"Perhaps we should land," Helen's father said, the words tripping out a little too quickly. His voice sounded odd, as if slightly strangled in his throat. He gripped the railing of the gondola with both hands and his knuckles were white.
The rushing of the wind and the murk of the clouds conspired to make the scene a trifle nightmarish. They were no longer a good fifty yards above the perilous rocks; more like thirty.
Helen bit her lip. There was plenty of room yet, surely. "Signor Romano, what do you think would be best?"
Romano shook his head as he fiddled with the controls. "Too risky!"
"Because of the wind?" Helen's father shouted, his tense voice signaling the need to argue.
"No, signore," Romano said. "We are moving much too quickly and landing on this uneven surface could be quite dangerous."
"We just got the ship repaired from the last disastrous landing," Helen shouted across to her father as the wind tried to steal the words away.
"What the devil—?" He shouted back. "Do you reckon our lives less than this bloody machine?"
"Papa, don't swear."
"If there is a time for swearing it's when your daughter is trying to kill you by means of a damned airship," Rochester muttered, though he knew his daughter would not be able to hear the words.
Before he could formulate a more genteel inquiry, another bolt of lightning struck, blinding them all momentarily.
Helen fluttered her eyelids to remove the afterimage, then shook her head. A quick glance around the gondola did not reveal any damage.
"All right then?" she called to Romano.
"Nothing's on fire," he said which was something of a reassurance.
"Papa," Helen called, turning back to her father, "Are you—" She stopped and gazed dumbstruck.
"What?" her father barked, trying to decipher the look on Helen's face.
"The lightning hit very near."
"Doubtless, all the more reason we ought to—why are you smiling?"
Helen tried to smother the laughter that threatened to pour forth from her throat. "Nothing, Papa, I—"
"Out with it!"
Signor Romano turned and at once cried out with laughter, doubling over and slapping his knee.
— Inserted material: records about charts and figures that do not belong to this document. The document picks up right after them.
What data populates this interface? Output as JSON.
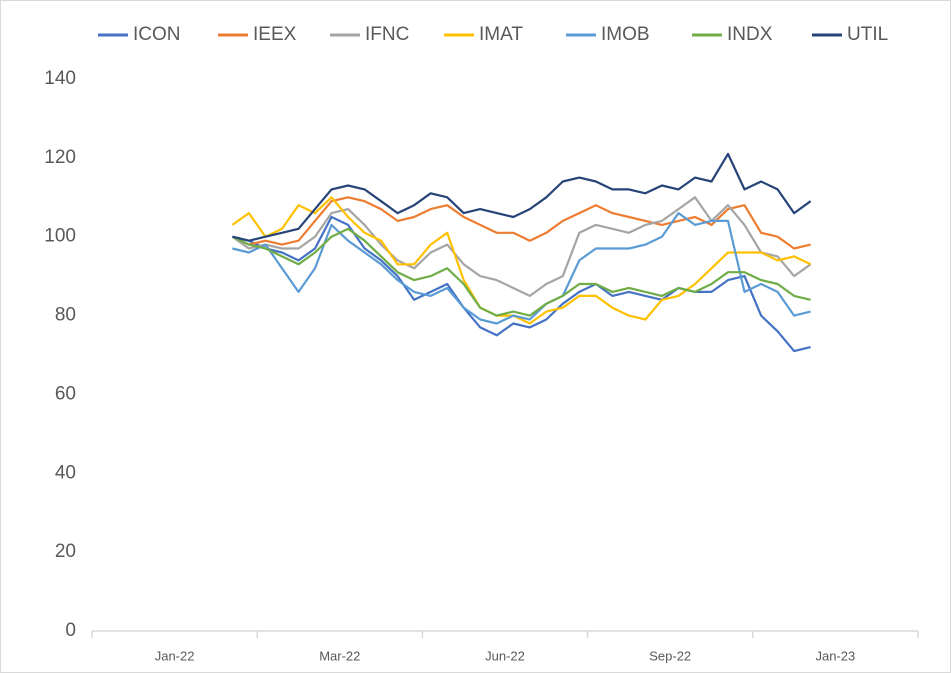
{
  "chart_data": {
    "type": "line",
    "x": [
      1.7,
      1.9,
      2.1,
      2.3,
      2.5,
      2.7,
      2.9,
      3.1,
      3.3,
      3.5,
      3.7,
      3.9,
      4.1,
      4.3,
      4.5,
      4.7,
      4.9,
      5.1,
      5.3,
      5.5,
      5.7,
      5.9,
      6.1,
      6.3,
      6.5,
      6.7,
      6.9,
      7.1,
      7.3,
      7.5,
      7.7,
      7.9,
      8.1,
      8.3,
      8.5,
      8.7
    ],
    "xlim": [
      0,
      10
    ],
    "xticks": [
      {
        "value": 1,
        "label": "Jan-22"
      },
      {
        "value": 3,
        "label": "Mar-22"
      },
      {
        "value": 5,
        "label": "Jun-22"
      },
      {
        "value": 7,
        "label": "Sep-22"
      },
      {
        "value": 9,
        "label": "Jan-23"
      }
    ],
    "xtick_marks": [
      0,
      2,
      4,
      6,
      8,
      10
    ],
    "ylim": [
      0,
      140
    ],
    "yticks": [
      0,
      20,
      40,
      60,
      80,
      100,
      120,
      140
    ],
    "grid": false,
    "legend": "top",
    "series": [
      {
        "name": "ICON",
        "color": "#4472c4",
        "values": [
          100,
          99,
          97,
          96,
          94,
          97,
          105,
          103,
          97,
          94,
          90,
          84,
          86,
          88,
          82,
          77,
          75,
          78,
          77,
          79,
          83,
          86,
          88,
          85,
          86,
          85,
          84,
          87,
          86,
          86,
          89,
          90,
          80,
          76,
          71,
          72
        ]
      },
      {
        "name": "IEEX",
        "color": "#ed7d31",
        "values": [
          100,
          98,
          99,
          98,
          99,
          104,
          109,
          110,
          109,
          107,
          104,
          105,
          107,
          108,
          105,
          103,
          101,
          101,
          99,
          101,
          104,
          106,
          108,
          106,
          105,
          104,
          103,
          104,
          105,
          103,
          107,
          108,
          101,
          100,
          97,
          98
        ]
      },
      {
        "name": "IFNC",
        "color": "#a5a5a5",
        "values": [
          100,
          97,
          98,
          97,
          97,
          100,
          106,
          107,
          103,
          98,
          94,
          92,
          96,
          98,
          93,
          90,
          89,
          87,
          85,
          88,
          90,
          101,
          103,
          102,
          101,
          103,
          104,
          107,
          110,
          104,
          108,
          103,
          96,
          95,
          90,
          93
        ]
      },
      {
        "name": "IMAT",
        "color": "#ffc000",
        "values": [
          103,
          106,
          100,
          102,
          108,
          106,
          110,
          105,
          101,
          99,
          93,
          93,
          98,
          101,
          89,
          82,
          80,
          80,
          78,
          81,
          82,
          85,
          85,
          82,
          80,
          79,
          84,
          85,
          88,
          92,
          96,
          96,
          96,
          94,
          95,
          93
        ]
      },
      {
        "name": "IMOB",
        "color": "#5b9bd5",
        "values": [
          97,
          96,
          98,
          92,
          86,
          92,
          103,
          99,
          96,
          93,
          89,
          86,
          85,
          87,
          82,
          79,
          78,
          80,
          79,
          83,
          85,
          94,
          97,
          97,
          97,
          98,
          100,
          106,
          103,
          104,
          104,
          86,
          88,
          86,
          80,
          81
        ]
      },
      {
        "name": "INDX",
        "color": "#70ad47",
        "values": [
          100,
          98,
          97,
          95,
          93,
          96,
          100,
          102,
          99,
          95,
          91,
          89,
          90,
          92,
          88,
          82,
          80,
          81,
          80,
          83,
          85,
          88,
          88,
          86,
          87,
          86,
          85,
          87,
          86,
          88,
          91,
          91,
          89,
          88,
          85,
          84
        ]
      },
      {
        "name": "UTIL",
        "color": "#264478",
        "values": [
          100,
          99,
          100,
          101,
          102,
          107,
          112,
          113,
          112,
          109,
          106,
          108,
          111,
          110,
          106,
          107,
          106,
          105,
          107,
          110,
          114,
          115,
          114,
          112,
          112,
          111,
          113,
          112,
          115,
          114,
          121,
          112,
          114,
          112,
          106,
          109
        ]
      }
    ]
  }
}
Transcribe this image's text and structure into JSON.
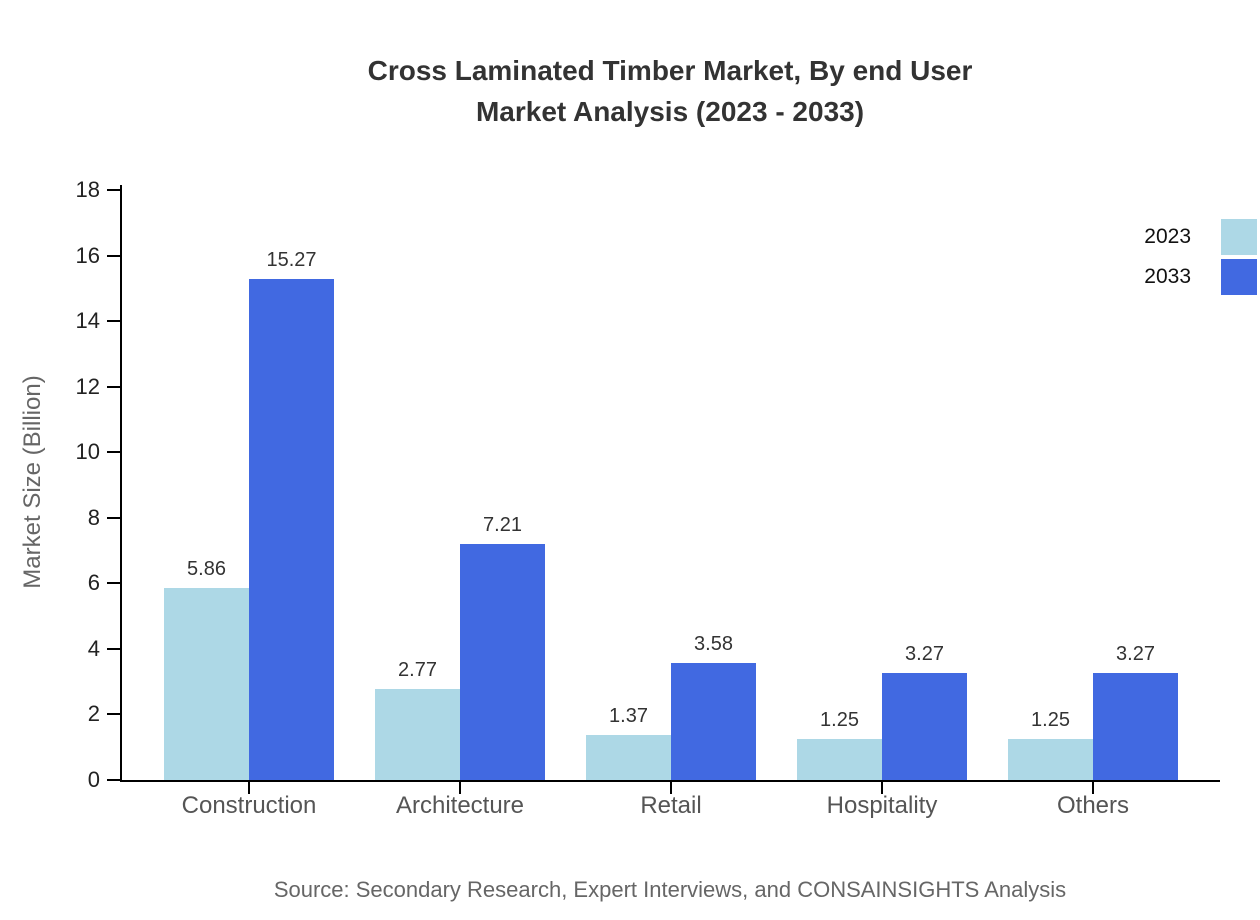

At that outburst, Helen found it impossible not to laugh as well, though she tried to muffle it somewhat with her hand.
"What are you two idiots laughing at?" her father demanded, shifting his gaze back and forth between the two of them.
The hair, always unruly and rather long, had apparently picked up a charge from the lighting strike. It stood out from his head like the prickles of a thistle. To add insult to injury, Tuppence reappeared and added her voice to the general cacophony as if she too were laughing at the sight as she circled the airship.
Rochester raised a tentative hand to his head and felt the effects of the static energy. He glowered at his daughter and somewhat more effectively at the Italian.
"The devil take you all," he muttered as he tried to flatten the unruly hair into some kind of obedience.
"Papa, never mind," Helen said, "It's really a much greater concern than your hair." She had to swallow a smile once more. "Our best bet is to keep low, otherwise we stand an even greater risk of lighting, which could be destructive in all kinds of ways."
"I understand that, but if we were to land—"
"We'd be in even more danger."
"You're not just saying that to try to win the wager?" Her father seemed to have regained some of his humour.
"No, although I want to teach the Lintons a good lesson," Helen replied, throwing a glance back to her competitors, "There's no need to—oh my heavens!"
"What?" said her father as he turned to look behind them.